Date & Time: Sep 3, 1986
Melbourne - Leongatha
Crew on board:
Pax on board:
The flight was intended to return patients to their home area following medical treatment in Melbourne. After an apparently normal take-off, the aircraft ceased climbing at about 100 feet above ground level. In response to a query from the Tower, the pilot advised that the left engine had failed, that he was feathering the propeller and would return for landing. The aircraft was seen to be deviating to the left, towards a large array of power lines. These lines extend from about 40 feet to 90 feet above the ground, and as the aircraft converged with the array it was probably below the height of the upper wires. The aircraft then suddenly veered to the left and subsequently struck the ground in a steep nose-down attitude. A fire broke out on impact and destroyed much of the wreckage. The final manoeuvre performed by the aircraft was typical of that which occurs when one engine of a twin-engine aircraft is producing considerably less power than the other, and airspeed is reduced to below that required to maintain directional control. The pilot had reported that the left engine had failed, and the loss of control as described by witnesses was consistent with a reduction of power from this engine, combined with low airspeed.
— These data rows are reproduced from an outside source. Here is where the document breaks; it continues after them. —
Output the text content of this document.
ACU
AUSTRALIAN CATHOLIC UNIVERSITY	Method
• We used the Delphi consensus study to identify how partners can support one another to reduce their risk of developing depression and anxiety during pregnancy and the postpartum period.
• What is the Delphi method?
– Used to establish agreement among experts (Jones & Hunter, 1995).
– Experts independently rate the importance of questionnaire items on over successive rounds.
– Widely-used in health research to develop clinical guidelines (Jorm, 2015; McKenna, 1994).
The investigation of the accident was hampered by the extent of the fire damage. However, an extensive technical examination did not reveal any evidence of a defect or malfunction with either the engines, the various systems or the airframe which might have contributed to the accident. Although the pilot had indicated that he was feathering the left propeller, it was determined that the propeller was not feathered at the time of the accident. It was not possible to establish if the pilot had subsequently elected not to initiate feathering action, or whether such action was initiated too late for it to be completed before impact with the ground. The reason for the loss of performance reported by the pilot could not be established. It is likely that while the aircraft was being manoeuvred to avoid the power lines and return for a landing, the airspeed decayed to below the minimum required to enable adequate control of the aircraft to be maintained. At the point where control of the aircraft was lost, there was insufficient height available for the pilot to effect recovery. The reason continued flight was attempted, rather than a controlled forced landing in open areas prior to the power lines, could not be determined.